Deeper listening: Mark R Taylor, Morgan Evans-Weiler, Michael Pisaro

Wednesday 6 February 2019

As I was saying, I’ve spent a few weeks getting to know a few CDs more closely. Two in particular have required closer attention, for differing reasons. I’ve been listening to Aftermaths, Teodora Stepančić’s collection of solo piano works by Mark R Taylor, a British composer I’m entirely unfamiliar with. I don’t get it and I dont like it because I think there’s something I’m supposed to get and I suspect that’s not how Taylor wants me to listen so I wonder if I’m hearing it all wrong. It would be easier to dismiss if I didn’t think there was some missing piece in the background that would change my attitude to the music. The pieces are relatively brief, each with the same undifferentiated surface (think Morandi in painting, Howard Skempton in music). Each piece is basically a chorale and they all sound the same to me. My first response is to never bother with this CD again, but I can’t help but think something must be going on. Most of the pieces are recent but others date back twenty, thirty, forty years. An admirable single-mindedness. One older piece uses the same method but progresses at a slow pace. One piece staggers the chords a little. Two tracks are listed in the wrong order, an entirely understandable mistake.

Taylor gets praise from musicians I respect. Maybe he’s not limited, just really focused, seeking out delight in the slightest differences. On the second listen I noticed differences in how each piece proceeds. I started to compile a list of the distinguishing feature to each piece (alternates between short and long durations, see-saws up and down, repeats in groups of four) but it quickly felt like I was trivialising the composer’s efforts. Also, I was starting to resent putting conscious effort into trying to appreciate the music.

After listening another three or four times I’ve noticed other small differences and begun to recognise a gradually emerging identity for each piece. I can appreciate it but I think I’m past the point where I need to put in any more work on the music in the hope of finding something in it. Perhaps it will hit me later; if so, it will presumably be when I unwittingly hear another piece by Taylor.

You become familiar with a style, get immersed in it and then become blasé. Here’s another Another Timbre CD of slow, quiet music. More of the same? Yes and no. It’s a specious argument, of course; every composer cannot help but be ascribed to one style or another, almost nothing is truly sui generis. I’m listening to this new Morgan Evans-Weiler and Michael Pisaro CD and wondering what it is I’m hearing, what makes it different from other works in a comparable style? There are so many pieces which are perfectly pleasant as background ambience, so why have I tagged the two pieces on this disc as preferred listening, worthy of repeat attention?

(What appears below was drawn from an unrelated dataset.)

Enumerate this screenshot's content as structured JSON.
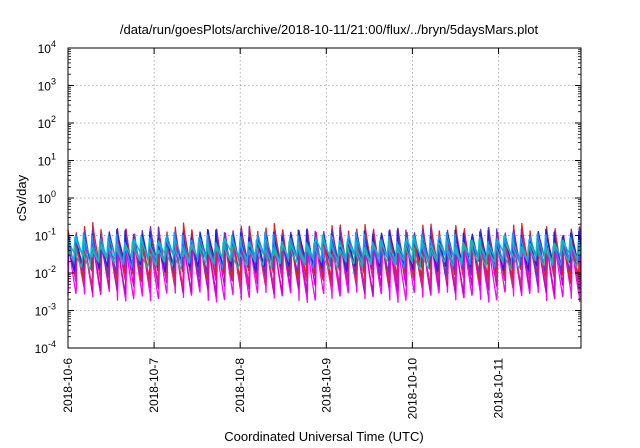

In my previous review, I mentioned that Johnny Chang’s Citaric Melodies III may suffer in comparison with the surrounding works on the album. Thinking over what I meant by that, I’m guessing it’s about what rewards closer attention. Between pieces of music in a broadly similar style, a common surface may be enjoyed, but some works can compel a deeper fascination.

Violinist and composer Morgan Evans-Weiler is the featured player on this disc, playing on Michael Pisaro’s Helligkeit, die Tiefe hatte, nicht keine Fläche (Grey Series No. 6) and his own lines and tracings. The Pisaro needs seven musicians, the Evans-Weiler five. It sounds the other way around. Compared to his austere Unfinished Variations (for Jed Speare), lines and tracings is sparingly sumptuous. A harpsichord is dotted throughout the fabric of the ensemble, violin moves from figure to ground and back again. A large part of the interest in this piece comes from the way instruments are carefully balanced throughout, with some disappearing for long stretches, creating contrasts and a sense of shape. It’s like a type of subliminal orchestration, marshalling a classical sense of form out of the slightest resources. In the Pisaro, Evans-Weiler’s violin stands out against a unfocused backdrop of finely nuanced shades of grey, played by the group Ordinary Affects. Bass clarinet, cellos (one with prepared strings) and hoarse electronics combine into a single instrument, complex and nebulous; at times sounding like percussion, at times like drone, at others like field recording. From time to time, the clarinet emerges with a spot of defined pitch as colouration, matched with a vibraphone. Nothing moves, but nothing ever feels at rest.